In the book, a brief letter from a husband to his wife clearly states what RESPECT is to him. He writes, the way you have accepted and loved my family and my heritage, the unwavering devotion you have shown to caring for our two children( and now their mates and kids), how you tend to our home and house, and the sweat you have invested in caring for the material things we steward, are signs of your respect for me. Your encouraging comments about the work I do and how you faithfully stand beside me as a co-laborer, your acceptance of the play I enjoy, your carefulness with money and the way you share my disdain for debt-these things tell me you respect me.

  • Chapter 3: I Am Sexually Available to Him. Wives should not withhold sex from their spouses. It is a commandment from the Word.
  • Chapter 7: I Will Support and Embrace His Hobbies and Friends. Wives need to support their husbands' hobbies and friends. It is important to men for their wives to spend time with them while they are engaging in their hobbies. It is also important for wives to let their husbands have some solitude. Men need time apart from work and their wives.

It reminds me of my ex-husband wanting me to watch TV with him, ride the four-wheeler with him and other outside activities. But, I was not interested. After reading all this information, I NOW understand the importance of doing this with him. It would have made him feel valued. Also, we need to encourage our husbands to develop and seek friendship with godly men who love God.

  • Chapter 5: I Admire the Way He Provides for Our Family: The culprit that brings most couples to a divorce is MONEY. Therefore, make an effort as a wife to support your husband in "making a life" and not in making a killing". Help him in any way possible to save money, cut expenses and create financial freedom for the future.

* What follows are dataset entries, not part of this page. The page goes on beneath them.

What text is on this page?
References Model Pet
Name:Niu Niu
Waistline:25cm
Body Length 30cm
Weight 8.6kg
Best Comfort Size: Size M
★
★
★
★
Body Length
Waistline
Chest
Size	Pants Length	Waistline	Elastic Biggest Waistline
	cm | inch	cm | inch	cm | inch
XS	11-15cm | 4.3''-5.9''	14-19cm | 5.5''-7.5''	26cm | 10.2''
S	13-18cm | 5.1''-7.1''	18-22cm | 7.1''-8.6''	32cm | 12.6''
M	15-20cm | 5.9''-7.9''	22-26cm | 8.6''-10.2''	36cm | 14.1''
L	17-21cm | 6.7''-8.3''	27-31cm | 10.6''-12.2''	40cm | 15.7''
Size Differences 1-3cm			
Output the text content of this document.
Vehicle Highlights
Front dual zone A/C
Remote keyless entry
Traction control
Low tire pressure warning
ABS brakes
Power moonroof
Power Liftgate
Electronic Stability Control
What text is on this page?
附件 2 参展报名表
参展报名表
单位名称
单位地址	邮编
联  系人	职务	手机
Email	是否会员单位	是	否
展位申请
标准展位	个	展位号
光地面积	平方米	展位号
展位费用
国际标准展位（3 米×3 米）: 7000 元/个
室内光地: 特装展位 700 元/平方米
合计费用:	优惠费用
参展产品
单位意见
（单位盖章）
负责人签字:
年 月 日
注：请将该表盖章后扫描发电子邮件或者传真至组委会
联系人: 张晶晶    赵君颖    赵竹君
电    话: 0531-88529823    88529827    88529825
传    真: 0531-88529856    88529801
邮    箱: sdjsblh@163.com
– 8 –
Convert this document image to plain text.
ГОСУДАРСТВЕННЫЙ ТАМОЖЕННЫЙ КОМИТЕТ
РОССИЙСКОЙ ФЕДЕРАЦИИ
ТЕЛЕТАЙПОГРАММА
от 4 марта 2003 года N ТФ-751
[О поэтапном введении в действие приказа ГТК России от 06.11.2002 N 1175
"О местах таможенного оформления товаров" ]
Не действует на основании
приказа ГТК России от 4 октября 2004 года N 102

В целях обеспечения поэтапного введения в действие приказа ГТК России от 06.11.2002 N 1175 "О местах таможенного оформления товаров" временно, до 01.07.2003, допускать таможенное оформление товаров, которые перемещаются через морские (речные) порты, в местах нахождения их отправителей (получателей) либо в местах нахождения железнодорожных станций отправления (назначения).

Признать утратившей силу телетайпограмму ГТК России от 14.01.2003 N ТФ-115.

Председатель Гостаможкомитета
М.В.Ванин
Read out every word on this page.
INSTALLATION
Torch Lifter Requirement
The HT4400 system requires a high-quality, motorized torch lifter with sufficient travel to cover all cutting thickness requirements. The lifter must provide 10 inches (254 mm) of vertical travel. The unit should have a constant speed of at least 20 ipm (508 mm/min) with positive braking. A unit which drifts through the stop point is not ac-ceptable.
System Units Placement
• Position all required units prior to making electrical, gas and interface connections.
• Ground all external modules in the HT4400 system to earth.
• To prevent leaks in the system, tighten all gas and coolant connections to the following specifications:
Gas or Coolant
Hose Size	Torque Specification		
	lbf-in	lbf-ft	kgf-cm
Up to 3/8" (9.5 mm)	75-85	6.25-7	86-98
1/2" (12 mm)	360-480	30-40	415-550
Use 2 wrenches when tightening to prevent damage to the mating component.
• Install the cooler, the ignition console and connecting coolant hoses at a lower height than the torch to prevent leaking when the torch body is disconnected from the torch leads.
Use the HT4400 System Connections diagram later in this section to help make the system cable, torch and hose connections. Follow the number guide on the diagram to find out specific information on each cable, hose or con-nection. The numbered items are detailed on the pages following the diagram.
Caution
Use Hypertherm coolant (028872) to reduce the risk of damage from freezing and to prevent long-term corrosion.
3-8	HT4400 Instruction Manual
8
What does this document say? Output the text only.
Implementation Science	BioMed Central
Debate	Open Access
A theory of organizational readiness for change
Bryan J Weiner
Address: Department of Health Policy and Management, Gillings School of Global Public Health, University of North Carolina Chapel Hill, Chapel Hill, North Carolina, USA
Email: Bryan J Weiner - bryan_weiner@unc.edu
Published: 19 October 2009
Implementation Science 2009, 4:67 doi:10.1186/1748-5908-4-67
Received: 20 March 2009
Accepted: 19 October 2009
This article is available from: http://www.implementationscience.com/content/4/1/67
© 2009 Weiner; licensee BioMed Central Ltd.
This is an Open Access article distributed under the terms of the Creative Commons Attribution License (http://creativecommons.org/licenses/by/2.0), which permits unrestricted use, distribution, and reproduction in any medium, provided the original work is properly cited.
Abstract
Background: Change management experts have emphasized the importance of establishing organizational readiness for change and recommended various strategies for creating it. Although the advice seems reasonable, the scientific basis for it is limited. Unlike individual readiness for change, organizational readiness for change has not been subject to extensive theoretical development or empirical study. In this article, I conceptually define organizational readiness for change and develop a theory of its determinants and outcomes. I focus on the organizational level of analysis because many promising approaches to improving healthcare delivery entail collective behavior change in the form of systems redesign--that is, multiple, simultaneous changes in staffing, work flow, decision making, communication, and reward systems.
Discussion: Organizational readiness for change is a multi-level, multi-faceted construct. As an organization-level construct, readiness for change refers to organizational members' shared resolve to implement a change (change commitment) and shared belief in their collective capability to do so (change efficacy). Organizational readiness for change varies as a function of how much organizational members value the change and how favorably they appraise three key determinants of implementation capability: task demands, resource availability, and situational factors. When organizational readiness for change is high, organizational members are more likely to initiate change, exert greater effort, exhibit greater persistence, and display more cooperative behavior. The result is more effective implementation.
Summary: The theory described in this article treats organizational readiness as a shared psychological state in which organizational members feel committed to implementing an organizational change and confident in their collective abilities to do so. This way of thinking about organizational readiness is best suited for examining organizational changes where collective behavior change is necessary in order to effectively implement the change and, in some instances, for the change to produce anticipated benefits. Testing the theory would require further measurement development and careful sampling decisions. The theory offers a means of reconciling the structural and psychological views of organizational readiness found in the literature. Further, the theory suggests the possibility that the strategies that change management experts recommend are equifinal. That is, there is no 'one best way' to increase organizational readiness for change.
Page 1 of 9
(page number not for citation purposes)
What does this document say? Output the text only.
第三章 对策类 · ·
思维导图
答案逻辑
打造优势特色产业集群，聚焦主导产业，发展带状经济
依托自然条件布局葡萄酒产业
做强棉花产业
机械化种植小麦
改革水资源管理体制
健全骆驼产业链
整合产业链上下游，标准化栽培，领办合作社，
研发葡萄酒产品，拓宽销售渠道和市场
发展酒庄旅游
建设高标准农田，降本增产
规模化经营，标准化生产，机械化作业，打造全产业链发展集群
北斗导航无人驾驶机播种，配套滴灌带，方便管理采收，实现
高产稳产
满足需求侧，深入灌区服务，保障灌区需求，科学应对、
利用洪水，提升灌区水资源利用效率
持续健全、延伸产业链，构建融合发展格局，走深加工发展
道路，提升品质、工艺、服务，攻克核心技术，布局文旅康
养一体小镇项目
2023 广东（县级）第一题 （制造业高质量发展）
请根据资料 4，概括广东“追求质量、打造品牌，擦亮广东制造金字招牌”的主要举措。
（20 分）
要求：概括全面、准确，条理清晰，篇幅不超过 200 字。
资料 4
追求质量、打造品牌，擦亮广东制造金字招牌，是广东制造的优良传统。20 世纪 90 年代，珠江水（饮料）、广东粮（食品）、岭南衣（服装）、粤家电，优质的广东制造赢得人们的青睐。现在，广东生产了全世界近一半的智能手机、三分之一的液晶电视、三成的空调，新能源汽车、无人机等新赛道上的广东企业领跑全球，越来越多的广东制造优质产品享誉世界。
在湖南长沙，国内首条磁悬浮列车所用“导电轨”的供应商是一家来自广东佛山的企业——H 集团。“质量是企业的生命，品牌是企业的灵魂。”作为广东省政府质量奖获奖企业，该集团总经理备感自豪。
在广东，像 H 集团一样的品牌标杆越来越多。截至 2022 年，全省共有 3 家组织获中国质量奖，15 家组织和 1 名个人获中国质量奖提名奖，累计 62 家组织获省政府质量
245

Years ago, when a couple purchased a home, it was their intentions to live in that home until they died. However, today, couples are calling them "starter homes". Families have multiple cars and garages. Some spend thousands of dollars on plastic utensils instead of doing the dishes. Not to mention, the cost of eating out. Wives tell your husbands that you appreciate them. And, please work together to control debt. This will alleviate some overspending, emotionally and spiritually neglect. What an insightful chapter this is!

  • Chapter 2: I Acknowledge Him as the God-Appointed Leader of Our Family: I thoroughly enjoyed this chapter because it discussed submission. Submission is something that a lot of women have a problem with. Yet, this chapter examines that submitting to your husband is actually submitting to God. It means to "serve with a positive motive for the Lord's sake, to voluntarily serve out of a willing spirit. The wife's purpose is to be a helper to her husband. They are to work together as one.

A wonderful illustration in the book is of two horses. The winner horse pulled 4,500 pounds. The first runner-up pulled 4,000 pounds. But when harnessed together the two horses pulled over 12,000 pounds. In the same way, husband and wife are much stronger, more able,and much more profitable when they pull together. It is completely opposite of being enslaved or dominated. It creates order in the family. The order designated by God is not about value or worth but order. As every well-functioning organization has to have a chain of command so does the family.

Make an opportunity to read this book and see how life-changing this will be in your life!